Online-Kurs: Rede-Analyse – 2. Worauf kommt es bei der Analyse von Reden ganz allgemein an?

Worum es hier geht:

In diesem Onlinekurs gehen wir auf viele wichtige Aspekte ein, die beim Thema „Rede“ und „Rede-Analyse“ eine Rolle spielen.

Dies ist zunächst die Kopie eines älteren Kurses. Da aber viele Dinge noch hilfreich sind, stellen wir ihn hier zur Verfügung.

Natürlich werden wir diesen Kurs im Laufe der Zeit noch aktualisieren.

Wer Fragen oder Anregungen hat, kann sich direkt auf diesem Wege bei uns melden:

Zunächst die Lösung der Aufgabe der letzten Lektion:
  1. Schaue dir in einem Lexikon eine Erklärung des Begriffs „Rede“ an und vergleiche diese mit unseren Festlegungen hier.
  • In Meyers Großem Taschenlexikon heißt es z.B.: „Rede, Ansprache, mündliche Darlegung von Gedanken vor einem Publikum über ein bestimmtes Thema oder Arbeitsgebiet.
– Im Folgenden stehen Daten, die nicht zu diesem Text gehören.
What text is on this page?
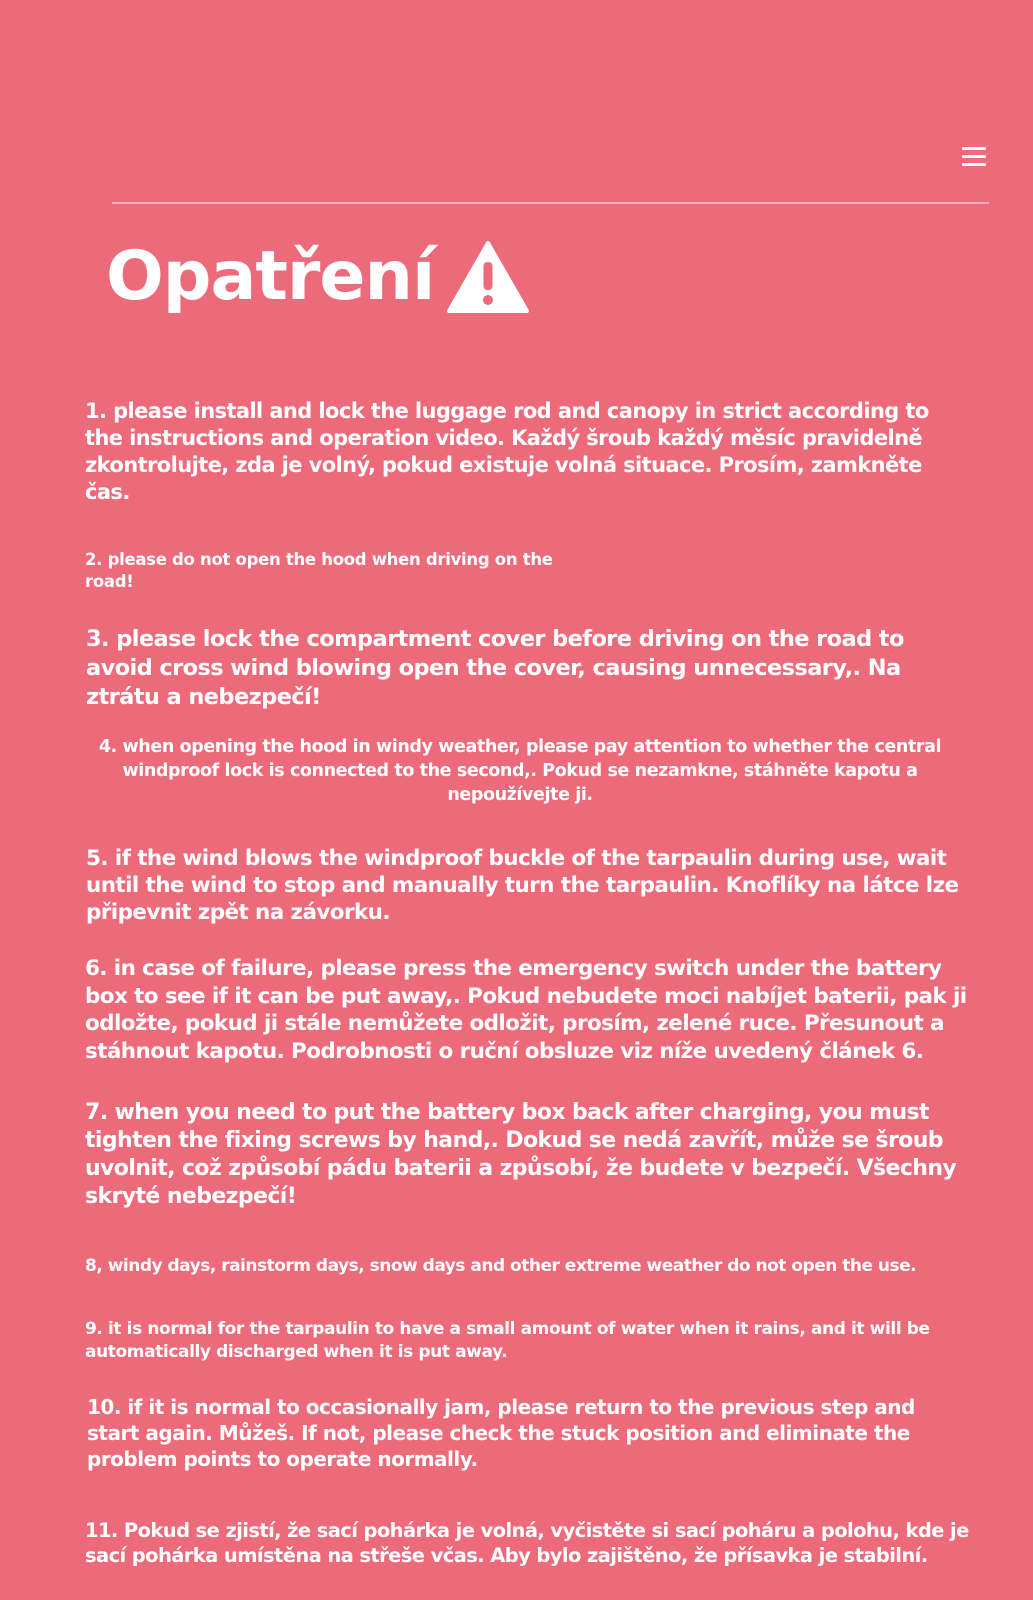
Opatření

1. please install and lock the luggage rod and canopy in strict according to the instructions and operation video. Každý šroub každý měsíc pravidelně zkontrolujte, zda je volný, pokud existuje volná situace. Prosím, zamkněte čas.

2. please do not open the hood when driving on the road!

3. please lock the compartment cover before driving on the road to avoid cross wind blowing open the cover, causing unnecessary,. Na ztrátu a nebezpečí!

4. when opening the hood in windy weather, please pay attention to whether the central windproof lock is connected to the second,. Pokud se nezamkne, stáhněte kapotu a nepoužívejte ji.

5. if the wind blows the windproof buckle of the tarpaulin during use, wait until the wind to stop and manually turn the tarpaulin. Knoflíky na látce lze připevnit zpět na závorku.

6. in case of failure, please press the emergency switch under the battery box to see if it can be put away,. Pokud nebudete moci nabíjet baterii, pak ji odložte, pokud ji stále nemůžete odložit, prosím, zelené ruce. Přesunout a stáhnout kapotu. Podrobnosti o ruční obsluze viz níže uvedený článek 6.

7. when you need to put the battery box back after charging, you must tighten the fixing screws by hand,. Dokud se nedá zavřít, může se šroub uvolnit, což způsobí pádu baterii a způsobí, že budete v bezpečí. Všechny skryté nebezpečí!

8, windy days, rainstorm days, snow days and other extreme weather do not open the use.

9. it is normal for the tarpaulin to have a small amount of water when it rains, and it will be automatically discharged when it is put away.

10. if it is normal to occasionally jam, please return to the previous step and start again. Můžeš. If not, please check the stuck position and eliminate the problem points to operate normally.

11. Pokud se zjistí, že sací pohárka je volná, vyčistěte si sací poháru a polohu, kde je sací pohárka umístěna na střeše včas. Aby bylo zajištěno, že přísavka je stabilní.
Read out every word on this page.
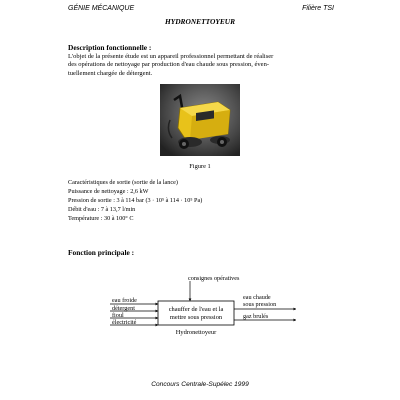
GÉNIE MÉCANIQUE	Filière TSI
HYDRONETTOYEUR
Description fonctionnelle :
L'objet de la présente étude est un appareil professionnel permettant de réaliser
des opérations de nettoyage par production d'eau chaude sous pression, éven-
tuellement chargée de détergent.
Figure 1
Caractéristiques de sortie (sortie de la lance)
Puissance de nettoyage : 2,6 kW
Pression de sortie : 3 à 114 bar (3 · 10⁵ à 114 · 10⁵ Pa)
Débit d'eau : 7 à 13,7 l/min
Température : 30 à 100° C
Fonction principale :
consignes opératives
chauffer de l'eau et la
mettre sous pression
eau froide
détergent
fioul
électricité
eau chaude
sous pression
gaz brulés
Hydronettoyeur
Concours Centrale-Supélec 1999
Die Rede ist im gesellschaftlichen und im politischen Bereich von großer Bedeutung, z.B. als politische Rede, Gerichtsrede, Laudatio, Predigt.“
  • Man merkt, dass dies eine in mehrfacher Hinsicht verengte Definition ist: Zum einen fehlt die Situationsgebundenheit und die daraus erwachsende Absicht, außerdem fehlt der mehr private Bereich sowie der Hinweis auf die vielfältigen Ausbaustufen vom kurzen Statement bis hin zur großen Rede auf einem Parteitag.
  1. Denke dir drei möglichst Beispiele von Reden aus, zunächst eine aus dem privaten Bereich, dann eine, die schon in den öffentlichen Bereich gehört, deren Wirkungsgrad aber noch begrenzt ist, schließlich eine, die das Zeug hat, in die Geschichte einzugehen.
  • Ein ganz kleines, aber sehr bedeutsames Beispiel wäre etwa, wenn der Familie die neue Freundin irgendwann mal vorgestellt werden muss. Auch da kommt es auf die oben genannten Punkte an.
  • Hier könnte man etwa die Antrittsrede des neuen Trainers einer Mannschaft nehmen.
  • Die Rede des Bundespräsidenten bei der Eröffnung des Holocaustmuseums in Berlin.
  1. Versuche mit Hilfe von Büchern oder auch durch Nachfrage bei Leuten, die du kennst und die dafür in Frage kommen, mindestens 5 berühmte Reden zu benennen.
  • Die so genannte Hunnenrede Kaiser Wilhelms II.
  • Reden von Hitler und Wels zum Ermächtigungsgesetz 1933
  • Die Blut-Schweiß-und-Tränen-Rede Churchills
  • Rede Präsident Kennedys in Berlin: „Ich bin ein Berliner“
  • Martin Luther Kings Rede „I have a dream!“

Nun zum eigentlichen Thema dieser Kurseinheit:

Worauf kommt es bei der Analyse von Reden ganz allgemein an?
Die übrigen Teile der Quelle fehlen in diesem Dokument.